I think that Obama’s speech is seeking to “foam the runway” for this plan. One need merely look at what the City of London’s Public-Private Partnership has done to that nation’s transportation system to see a peep into what would be a dysfunctional future for this country. The plan would be for the government to guarantee returns (against cost overruns or losses), passing all losses on to “taxpayers.”
This is essentially what the President proposes to do with mortgages that are still underwater. “I’ve asked Congress to pass a good, bipartisan idea – one that was championed by Mitt Romney’s economic advisor – to give every homeowner the chance to refinance their mortgage and save thousands of dollars a year.” Under this plan the government will absorb the loss – the writedown – that otherwise would be borne by the banks and other mortgage holders. Taxpayers will foot the bill to pay Wall Street. This is the basic model for Obama’s infrastructure plan to be unveiled in the next few weeks.
So what we have in the President’s Knox College speech is an exercise in political stealth. In essence, his message is: “I know how unfair society is. Trust me.” It was what Charles Keating said to his S&L depositors. It worked for Bill Clinton. The more clearly a candidate can vocalize peoples’ desires for prosperity, upward mobility and deterrence of wrongdoing, the better they seem likely to legislate a solution. As the famous quip attributed to George Burns, Groucho Marx and others puts it: “The secret of life is sincerity and fair dealing. If you can fake that, you’ve got it made.”
The basic script is a fairy tale that balancing the budget in the face of the $13 trillion in Wall Street bailouts requires cutting back spending elsewhere in the economy. The Federal Reserve and Treasury were able to create this money for the banks, but pretend to be unable to do the same for the projected $1 trillion in Social Security deficits that may or may not materialize a generation from now. New wars in Syria and elsewhere can be funded by money creation, but not social spending programs – to say nothing of financing public infrastructure costs with public money creation rather than by recourse to Wall Street. This is the great policy asymmetry of the Obama Administration’s plans to use the economic crisis as an opportunity to cut and ultimately privatize Social Security as the capstone of a financialized Public-Private Partnership.
Here’s the problem that President Obama did not address in his speech: Today’s debt deflation and economic shrinkage are pushing federal, state and local budgets into deficit. This is forcing public spending to be cut back proportionally. That cutting will push state, local and federal budgets even further into deficit. This is why we are hearing calls to start selling off public infrastructure – to buyers who will become new customers for Wall Street investment banks.

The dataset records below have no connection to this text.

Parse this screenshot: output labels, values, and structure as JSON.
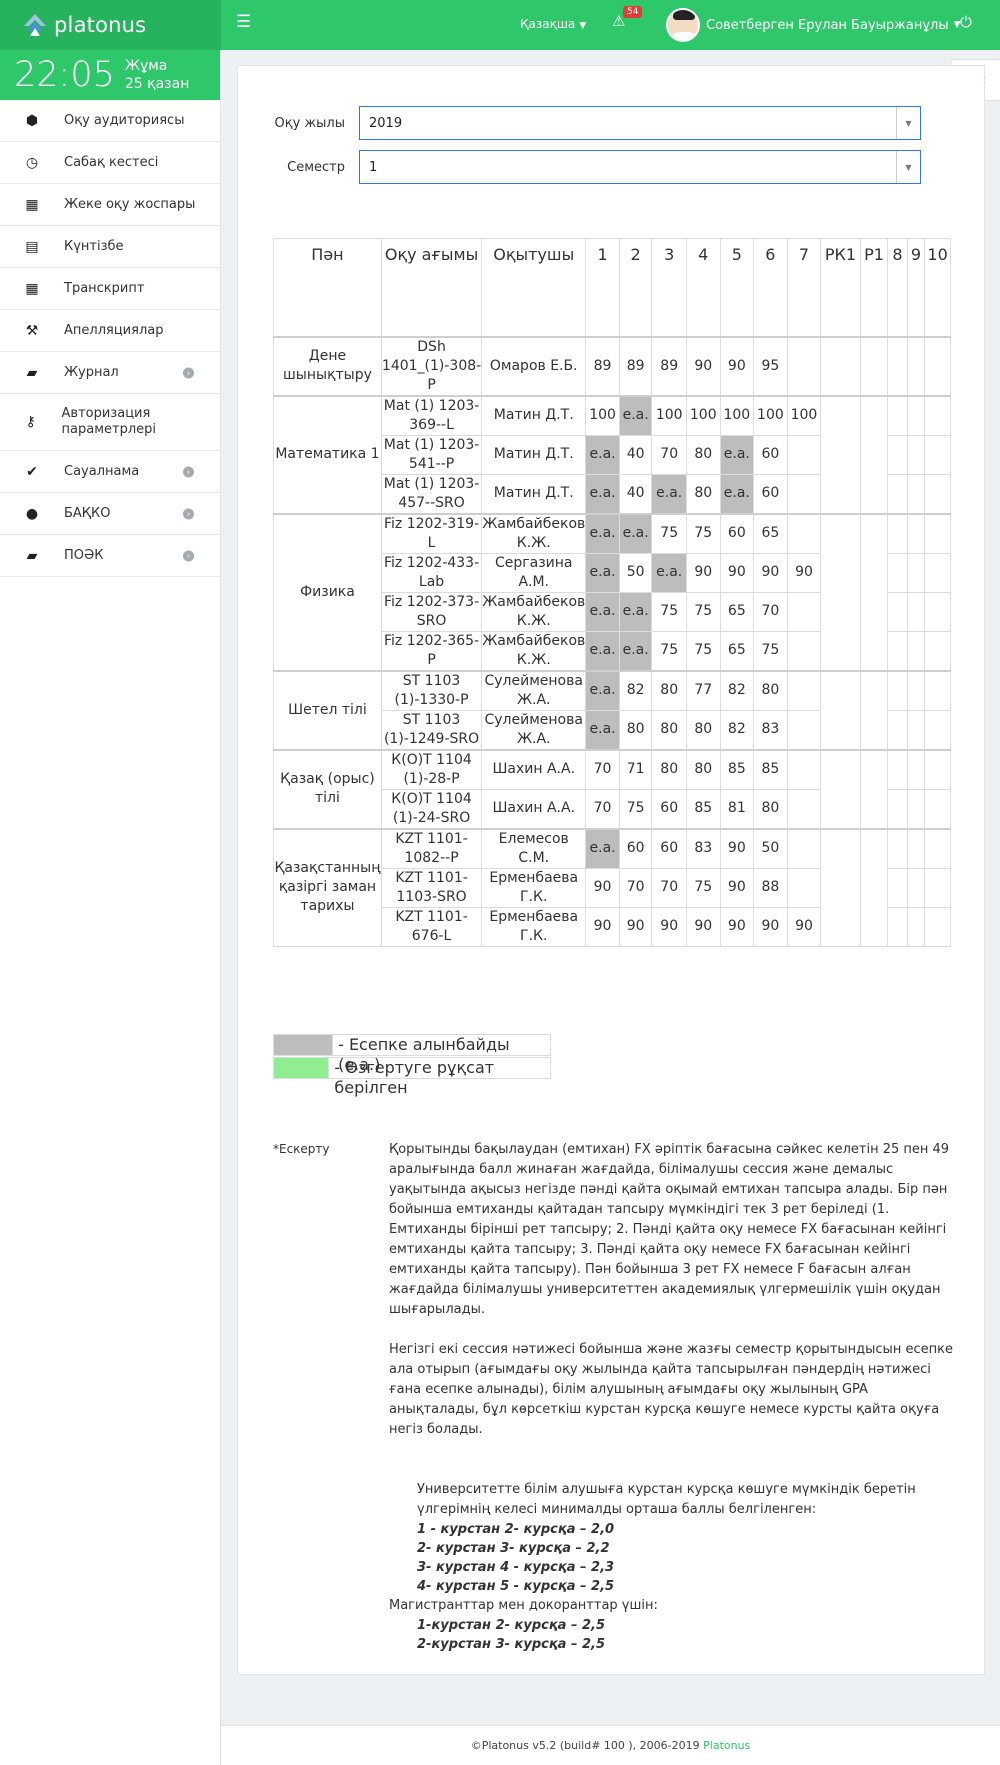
{
  "brand": {
    "name": "platonus"
  },
  "topbar": {
    "language": "Қазақша",
    "alert_count": "54",
    "user_name": "Советберген Ерулан Бауыржанұлы"
  },
  "clock": {
    "time": "22:05",
    "day": "Жұма",
    "date": "25 қазан"
  },
  "sidebar": {
    "items": [
      {
        "label": "Оқу аудиториясы",
        "icon": "cubes-icon",
        "arrow": false
      },
      {
        "label": "Сабақ кестесі",
        "icon": "clock-icon",
        "arrow": false
      },
      {
        "label": "Жеке оқу жоспары",
        "icon": "grid-icon",
        "arrow": false
      },
      {
        "label": "Күнтізбе",
        "icon": "calendar-icon",
        "arrow": false
      },
      {
        "label": "Транскрипт",
        "icon": "table-icon",
        "arrow": false
      },
      {
        "label": "Апелляциялар",
        "icon": "gavel-icon",
        "arrow": false
      },
      {
        "label": "Журнал",
        "icon": "book-icon",
        "arrow": true
      },
      {
        "label": "Авторизация параметрлері",
        "icon": "key-icon",
        "arrow": false
      },
      {
        "label": "Сауалнама",
        "icon": "check-circle-icon",
        "arrow": true
      },
      {
        "label": "БАҚКО",
        "icon": "user-icon",
        "arrow": true
      },
      {
        "label": "ПОӘК",
        "icon": "book-icon",
        "arrow": true
      }
    ]
  },
  "filters": {
    "year_label": "Оқу жылы",
    "year_value": "2019",
    "semester_label": "Семестр",
    "semester_value": "1"
  },
  "table": {
    "headers": [
      "Пән",
      "Оқу ағымы",
      "Оқытушы",
      "1",
      "2",
      "3",
      "4",
      "5",
      "6",
      "7",
      "РК1",
      "Р1",
      "8",
      "9",
      "10"
    ],
    "groups": [
      {
        "subject": "Дене шынықтыру",
        "rows": [
          {
            "stream": "DSh 1401_(1)-308-P",
            "teacher": "Омаров Е.Б.",
            "grades": [
              "89",
              "89",
              "89",
              "90",
              "90",
              "95",
              ""
            ]
          }
        ]
      },
      {
        "subject": "Математика 1",
        "rows": [
          {
            "stream": "Mat (1) 1203-369--L",
            "teacher": "Матин Д.Т.",
            "grades": [
              "100",
              "е.а.",
              "100",
              "100",
              "100",
              "100",
              "100"
            ]
          },
          {
            "stream": "Mat (1) 1203-541--P",
            "teacher": "Матин Д.Т.",
            "grades": [
              "е.а.",
              "40",
              "70",
              "80",
              "е.а.",
              "60",
              ""
            ]
          },
          {
            "stream": "Mat (1) 1203-457--SRO",
            "teacher": "Матин Д.Т.",
            "grades": [
              "е.а.",
              "40",
              "е.а.",
              "80",
              "е.а.",
              "60",
              ""
            ]
          }
        ]
      },
      {
        "subject": "Физика",
        "rows": [
          {
            "stream": "Fiz 1202-319-L",
            "teacher": "Жамбайбеков К.Ж.",
            "grades": [
              "е.а.",
              "е.а.",
              "75",
              "75",
              "60",
              "65",
              ""
            ]
          },
          {
            "stream": "Fiz 1202-433-Lab",
            "teacher": "Сергазина А.М.",
            "grades": [
              "е.а.",
              "50",
              "е.а.",
              "90",
              "90",
              "90",
              "90"
            ]
          },
          {
            "stream": "Fiz 1202-373-SRO",
            "teacher": "Жамбайбеков К.Ж.",
            "grades": [
              "е.а.",
              "е.а.",
              "75",
              "75",
              "65",
              "70",
              ""
            ]
          },
          {
            "stream": "Fiz 1202-365-P",
            "teacher": "Жамбайбеков К.Ж.",
            "grades": [
              "е.а.",
              "е.а.",
              "75",
              "75",
              "65",
              "75",
              ""
            ]
          }
        ]
      },
      {
        "subject": "Шетел тілі",
        "rows": [
          {
            "stream": "ST 1103 (1)-1330-P",
            "teacher": "Сулейменова Ж.А.",
            "grades": [
              "е.а.",
              "82",
              "80",
              "77",
              "82",
              "80",
              ""
            ]
          },
          {
            "stream": "ST 1103 (1)-1249-SRO",
            "teacher": "Сулейменова Ж.А.",
            "grades": [
              "е.а.",
              "80",
              "80",
              "80",
              "82",
              "83",
              ""
            ]
          }
        ]
      },
      {
        "subject": "Қазақ (орыс) тілі",
        "rows": [
          {
            "stream": "К(О)Т 1104 (1)-28-P",
            "teacher": "Шахин А.А.",
            "grades": [
              "70",
              "71",
              "80",
              "80",
              "85",
              "85",
              ""
            ]
          },
          {
            "stream": "К(О)Т 1104 (1)-24-SRO",
            "teacher": "Шахин А.А.",
            "grades": [
              "70",
              "75",
              "60",
              "85",
              "81",
              "80",
              ""
            ]
          }
        ]
      },
      {
        "subject": "Қазақстанның қазіргі заман тарихы",
        "rows": [
          {
            "stream": "KZT 1101-1082--P",
            "teacher": "Елемесов С.М.",
            "grades": [
              "е.а.",
              "60",
              "60",
              "83",
              "90",
              "50",
              ""
            ]
          },
          {
            "stream": "KZT 1101-1103-SRO",
            "teacher": "Ерменбаева Г.К.",
            "grades": [
              "90",
              "70",
              "70",
              "75",
              "90",
              "88",
              ""
            ]
          },
          {
            "stream": "KZT 1101-676-L",
            "teacher": "Ерменбаева Г.К.",
            "grades": [
              "90",
              "90",
              "90",
              "90",
              "90",
              "90",
              "90"
            ]
          }
        ]
      }
    ]
  },
  "legend": [
    {
      "text": "- Есепке алынбайды (е.а.)",
      "color": "#bdbdbd"
    },
    {
      "text": "- Өзгертуге рұқсат берілген",
      "color": "#90ee90"
    }
  ],
  "note": {
    "label": "*Ескерту",
    "p1": "Қорытынды бақылаудан (емтихан) FX әріптік бағасына сәйкес келетін 25 пен 49 аралығында балл жинаған жағдайда, білімалушы сессия және демалыс уақытында ақысыз негізде пәнді қайта оқымай емтихан тапсыра алады. Бір пән бойынша емтиханды қайтадан тапсыру мүмкіндігі тек 3 рет беріледі (1. Емтиханды бірінші рет тапсыру; 2. Пәнді қайта оқу немесе FX бағасынан кейінгі емтиханды қайта тапсыру; 3. Пәнді қайта оқу немесе FX бағасынан кейінгі емтиханды қайта тапсыру). Пән бойынша 3 рет FX немесе F бағасын алған жағдайда білімалушы университеттен академиялық үлгермешілік үшін оқудан шығарылады.",
    "p2": "Негізгі екі сессия нәтижесі бойынша және жазғы семестр қорытындысын есепке ала отырып (ағымдағы оқу жылында қайта тапсырылған пәндердің нәтижесі ғана есепке алынады), білім алушының ағымдағы оқу жылының GPA анықталады, бұл көрсеткіш курстан курсқа көшуге немесе курсты қайта оқуға негіз болады.",
    "p3": "Университетте білім алушыға курстан курсқа көшуге мүмкіндік беретін үлгерімнің келесі минималды орташа баллы белгіленген:",
    "rules": [
      "1 - курстан 2- курсқа – 2,0",
      "2- курстан 3- курсқа  – 2,2",
      "3- курстан 4 - курсқа – 2,3",
      "4- курстан 5 - курсқа – 2,5"
    ],
    "masters_label": "Магистранттар мен докоранттар үшін:",
    "masters_rules": [
      "1-курстан 2- курсқа – 2,5",
      "2-курстан 3- курсқа – 2,5"
    ]
  },
  "footer": {
    "text": "©Platonus v5.2 (build# 100 ), 2006-2019 ",
    "link": "Platonus"
  }
}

It is the same phenomenon we are seeing in Europe. The newest economic prize is the right to buy rent-extraction rights to turn public roads into toll roads and similar rentier tollbooth installations. All this increases the cost of living and doing business, making the economy high-cost even as it is being impoverished.
That is not a solution. It bears out the classic principle that the solution to every problem tends to create new, even larger problems. Often these are unforeseen. But today’s problems in the making are all too foreseeable. What is needed is to keep translating the President’s speeches into their subtext.